Pentagon to extend benefits to gay couples in wake of DOMA ruling

The U.S. Supreme Court’s striking down of the Defense of Marriage Act on Wednesday has cleared the way for military members and their same-sex spouses to receive the same benefits as married heterosexual couples.

“We think it’s the right decision, and we’re looking forward to taking that decision and implementing the required next steps,” Defense Secretary Chuck Hagel told reporters Wednesday at the Pentagon.


SEE ALSO: Supreme Court hands double win to gay-marriage backers


After a customary 25-day waiting period following Supreme Court rulings, the Pentagon will begin to make available to homosexual spouses all the benefits that heterosexual spouses enjoy, including burial at military cemeteries, defense officials said.

The Pentagon already had planned to begin issuing military ID cards to the same-sex partners of military personnel, starting Sept. 1. Issuing the cards will take between six to 12 weeks, officials said Wednesday.

The cards will entitle same-sex spouses to benefits such as access to counseling and low-price commissaries, medical and dental care, housing and transportation allowances, survivor benefits and other bonuses that had been denied to them under DOMA.

Officials said they are reviewing whether same-sex spouses will be able to travel overseas with their deployed partners.

“The Joint Staffs have been very clear that we’ll follow the law of the land,” said Army Gen. Martin E. Dempsey, chairman of the Joint Chiefs of Staff, who spoke to reporters with Mr. Hagel. “The law of the land has just changed, and we will now as quickly as possible assess what that means.”

Ashley Broadway, who is married to Army Lt. Col. Heather L. Mack, praised the Pentagon’s announcement.

“I just went to Fort Bragg and saw an American flag. I looked at that American flag like I’ve never looked at it before because I truly, truly feel that I am equal,” said Ms. Broadway, who is director of family affairs at the American Military Partner Association.

“We’re finally one military … we’re not going to have two classes for our military personnel and their families,” said Ms. Broadway, who has two children with Col. Mack.

Tracey Hepner, who is married to the highest-ranking openly gay flag officer — Army Brig.
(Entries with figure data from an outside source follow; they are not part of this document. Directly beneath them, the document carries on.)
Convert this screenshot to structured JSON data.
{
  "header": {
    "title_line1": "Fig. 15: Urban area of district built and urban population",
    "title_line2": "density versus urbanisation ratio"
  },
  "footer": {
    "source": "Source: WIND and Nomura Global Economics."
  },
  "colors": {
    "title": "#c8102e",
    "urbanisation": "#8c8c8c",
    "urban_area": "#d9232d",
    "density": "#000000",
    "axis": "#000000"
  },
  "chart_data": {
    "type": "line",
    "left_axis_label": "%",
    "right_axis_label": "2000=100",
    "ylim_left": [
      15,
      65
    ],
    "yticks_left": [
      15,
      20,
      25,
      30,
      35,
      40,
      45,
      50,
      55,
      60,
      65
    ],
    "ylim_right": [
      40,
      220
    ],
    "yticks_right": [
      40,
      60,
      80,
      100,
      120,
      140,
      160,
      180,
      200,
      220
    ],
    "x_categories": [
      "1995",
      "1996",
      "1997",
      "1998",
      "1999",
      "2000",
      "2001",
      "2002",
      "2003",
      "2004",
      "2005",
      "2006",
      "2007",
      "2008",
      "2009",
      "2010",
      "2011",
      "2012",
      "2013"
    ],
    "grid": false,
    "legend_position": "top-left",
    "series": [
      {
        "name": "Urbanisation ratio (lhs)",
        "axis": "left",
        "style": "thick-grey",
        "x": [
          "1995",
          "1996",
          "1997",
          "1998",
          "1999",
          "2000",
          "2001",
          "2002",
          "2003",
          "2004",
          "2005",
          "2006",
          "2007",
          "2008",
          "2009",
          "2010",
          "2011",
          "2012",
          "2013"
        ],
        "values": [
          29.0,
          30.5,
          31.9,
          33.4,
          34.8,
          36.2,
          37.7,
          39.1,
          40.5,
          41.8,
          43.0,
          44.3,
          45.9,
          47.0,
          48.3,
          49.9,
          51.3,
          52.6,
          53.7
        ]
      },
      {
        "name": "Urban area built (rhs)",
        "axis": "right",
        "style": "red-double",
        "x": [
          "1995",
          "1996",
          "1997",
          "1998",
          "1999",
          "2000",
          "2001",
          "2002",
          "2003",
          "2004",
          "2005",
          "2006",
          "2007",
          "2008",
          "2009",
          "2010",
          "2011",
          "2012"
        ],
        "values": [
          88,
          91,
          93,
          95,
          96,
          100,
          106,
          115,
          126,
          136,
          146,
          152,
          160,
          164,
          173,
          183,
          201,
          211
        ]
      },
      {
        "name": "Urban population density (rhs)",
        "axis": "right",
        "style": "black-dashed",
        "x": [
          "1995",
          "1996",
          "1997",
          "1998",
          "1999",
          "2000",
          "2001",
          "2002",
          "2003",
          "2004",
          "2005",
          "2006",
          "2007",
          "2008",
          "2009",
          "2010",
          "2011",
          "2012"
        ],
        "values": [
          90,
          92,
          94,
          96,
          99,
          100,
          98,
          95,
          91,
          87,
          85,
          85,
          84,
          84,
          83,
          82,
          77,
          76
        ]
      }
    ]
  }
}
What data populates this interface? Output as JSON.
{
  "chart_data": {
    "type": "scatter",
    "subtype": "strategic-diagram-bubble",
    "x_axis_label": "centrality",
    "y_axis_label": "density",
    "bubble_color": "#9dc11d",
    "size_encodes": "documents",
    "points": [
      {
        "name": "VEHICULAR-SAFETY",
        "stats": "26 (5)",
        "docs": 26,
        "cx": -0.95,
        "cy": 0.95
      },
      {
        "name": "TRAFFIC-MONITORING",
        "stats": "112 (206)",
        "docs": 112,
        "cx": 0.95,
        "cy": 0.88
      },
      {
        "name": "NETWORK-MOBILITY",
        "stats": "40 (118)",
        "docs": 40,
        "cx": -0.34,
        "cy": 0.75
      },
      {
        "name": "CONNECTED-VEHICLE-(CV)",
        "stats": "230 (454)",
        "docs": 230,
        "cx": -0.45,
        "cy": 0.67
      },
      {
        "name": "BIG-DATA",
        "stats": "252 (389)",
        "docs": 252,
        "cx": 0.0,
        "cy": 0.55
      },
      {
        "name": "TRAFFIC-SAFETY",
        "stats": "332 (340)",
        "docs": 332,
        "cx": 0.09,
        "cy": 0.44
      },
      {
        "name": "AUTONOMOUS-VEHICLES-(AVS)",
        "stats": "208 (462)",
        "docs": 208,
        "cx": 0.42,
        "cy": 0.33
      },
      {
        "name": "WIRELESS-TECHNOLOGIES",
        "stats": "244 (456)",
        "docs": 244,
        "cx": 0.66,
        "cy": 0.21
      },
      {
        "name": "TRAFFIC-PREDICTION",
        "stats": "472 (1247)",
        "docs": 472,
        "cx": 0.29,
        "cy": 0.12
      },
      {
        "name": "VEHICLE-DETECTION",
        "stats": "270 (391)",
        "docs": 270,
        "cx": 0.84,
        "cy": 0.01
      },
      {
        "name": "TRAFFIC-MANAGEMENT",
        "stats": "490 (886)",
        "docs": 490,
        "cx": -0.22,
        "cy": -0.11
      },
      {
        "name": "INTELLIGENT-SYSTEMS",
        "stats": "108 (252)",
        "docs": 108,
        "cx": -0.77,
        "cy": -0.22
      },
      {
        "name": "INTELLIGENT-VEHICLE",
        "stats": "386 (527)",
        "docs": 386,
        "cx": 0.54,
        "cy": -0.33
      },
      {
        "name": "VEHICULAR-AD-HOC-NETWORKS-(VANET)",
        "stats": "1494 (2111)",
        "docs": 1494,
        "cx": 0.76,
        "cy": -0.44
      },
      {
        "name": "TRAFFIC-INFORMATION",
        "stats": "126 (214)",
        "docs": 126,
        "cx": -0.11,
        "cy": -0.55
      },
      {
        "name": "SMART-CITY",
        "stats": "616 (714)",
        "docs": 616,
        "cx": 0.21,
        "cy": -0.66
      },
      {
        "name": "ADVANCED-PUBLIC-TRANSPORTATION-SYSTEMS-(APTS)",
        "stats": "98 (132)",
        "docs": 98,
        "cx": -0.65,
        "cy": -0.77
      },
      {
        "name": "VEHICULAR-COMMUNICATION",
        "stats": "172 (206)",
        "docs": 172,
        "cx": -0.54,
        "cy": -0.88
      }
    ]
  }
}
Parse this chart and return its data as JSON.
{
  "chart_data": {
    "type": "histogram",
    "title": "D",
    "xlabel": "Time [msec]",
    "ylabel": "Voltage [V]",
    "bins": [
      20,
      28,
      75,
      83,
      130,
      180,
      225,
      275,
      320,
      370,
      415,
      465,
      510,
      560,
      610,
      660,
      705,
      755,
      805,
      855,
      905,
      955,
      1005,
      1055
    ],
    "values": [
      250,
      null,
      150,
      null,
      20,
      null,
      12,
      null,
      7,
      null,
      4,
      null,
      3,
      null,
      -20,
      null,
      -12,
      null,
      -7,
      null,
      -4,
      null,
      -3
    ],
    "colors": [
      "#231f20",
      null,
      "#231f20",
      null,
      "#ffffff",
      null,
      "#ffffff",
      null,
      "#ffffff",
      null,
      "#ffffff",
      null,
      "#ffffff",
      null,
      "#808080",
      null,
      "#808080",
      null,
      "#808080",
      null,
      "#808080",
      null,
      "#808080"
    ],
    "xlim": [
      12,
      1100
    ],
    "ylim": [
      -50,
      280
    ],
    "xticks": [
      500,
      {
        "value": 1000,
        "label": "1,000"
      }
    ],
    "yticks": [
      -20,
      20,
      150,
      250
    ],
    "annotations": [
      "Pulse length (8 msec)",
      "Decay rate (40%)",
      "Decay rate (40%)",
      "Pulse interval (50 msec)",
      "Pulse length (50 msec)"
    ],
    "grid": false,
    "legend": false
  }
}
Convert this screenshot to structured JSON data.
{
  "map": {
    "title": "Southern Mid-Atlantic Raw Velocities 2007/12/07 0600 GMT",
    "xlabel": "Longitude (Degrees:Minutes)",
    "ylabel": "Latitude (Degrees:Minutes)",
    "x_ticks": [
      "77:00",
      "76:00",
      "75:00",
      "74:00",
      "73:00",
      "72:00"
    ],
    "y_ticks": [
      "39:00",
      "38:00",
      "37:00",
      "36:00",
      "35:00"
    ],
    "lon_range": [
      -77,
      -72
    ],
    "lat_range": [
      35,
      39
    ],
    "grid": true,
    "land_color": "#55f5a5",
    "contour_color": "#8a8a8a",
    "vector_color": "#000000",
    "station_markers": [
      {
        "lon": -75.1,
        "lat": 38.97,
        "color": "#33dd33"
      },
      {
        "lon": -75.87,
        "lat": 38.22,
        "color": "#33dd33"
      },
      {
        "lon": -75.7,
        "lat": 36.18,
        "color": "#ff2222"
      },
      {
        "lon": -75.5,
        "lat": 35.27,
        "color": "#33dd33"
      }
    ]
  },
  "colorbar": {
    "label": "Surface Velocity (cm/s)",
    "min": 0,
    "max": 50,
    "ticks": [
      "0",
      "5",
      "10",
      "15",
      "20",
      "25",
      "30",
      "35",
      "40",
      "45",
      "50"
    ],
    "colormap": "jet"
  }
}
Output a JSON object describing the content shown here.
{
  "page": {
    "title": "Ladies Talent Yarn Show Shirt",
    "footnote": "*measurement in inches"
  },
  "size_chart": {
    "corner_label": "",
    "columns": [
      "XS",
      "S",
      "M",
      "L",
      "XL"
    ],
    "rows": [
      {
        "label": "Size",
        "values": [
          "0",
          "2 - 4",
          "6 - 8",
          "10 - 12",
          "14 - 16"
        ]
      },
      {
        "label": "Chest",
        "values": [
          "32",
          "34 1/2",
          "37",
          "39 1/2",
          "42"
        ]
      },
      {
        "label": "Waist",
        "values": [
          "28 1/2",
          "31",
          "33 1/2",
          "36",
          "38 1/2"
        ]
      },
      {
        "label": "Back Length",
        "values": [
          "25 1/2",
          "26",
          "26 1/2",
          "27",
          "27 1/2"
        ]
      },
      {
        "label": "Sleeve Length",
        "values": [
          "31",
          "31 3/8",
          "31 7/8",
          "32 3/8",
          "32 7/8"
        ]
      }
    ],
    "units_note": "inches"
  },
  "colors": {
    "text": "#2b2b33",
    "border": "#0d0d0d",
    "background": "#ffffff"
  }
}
Gen. Tammy Smith — said she was overwhelmed by the court ruling.

“We are a proud military family and hold our heads a little higher today,” Ms. Hepner said.

The Pentagon in February moved to extend some benefits to same-sex spouses, such as being able to visit their partners in military hospitals and receive notification of a casualty.

For Pentagon civilians, the department will look to the Office of Personnel Management for guidance, but same-sex spouses of civilians who are eligible for military ID card-related benefits will receive their cards at the same time as same-sex military spouses.

The benefits also apply to same-sex spouses in states that do not recognize gay marriage, Pentagon officials said.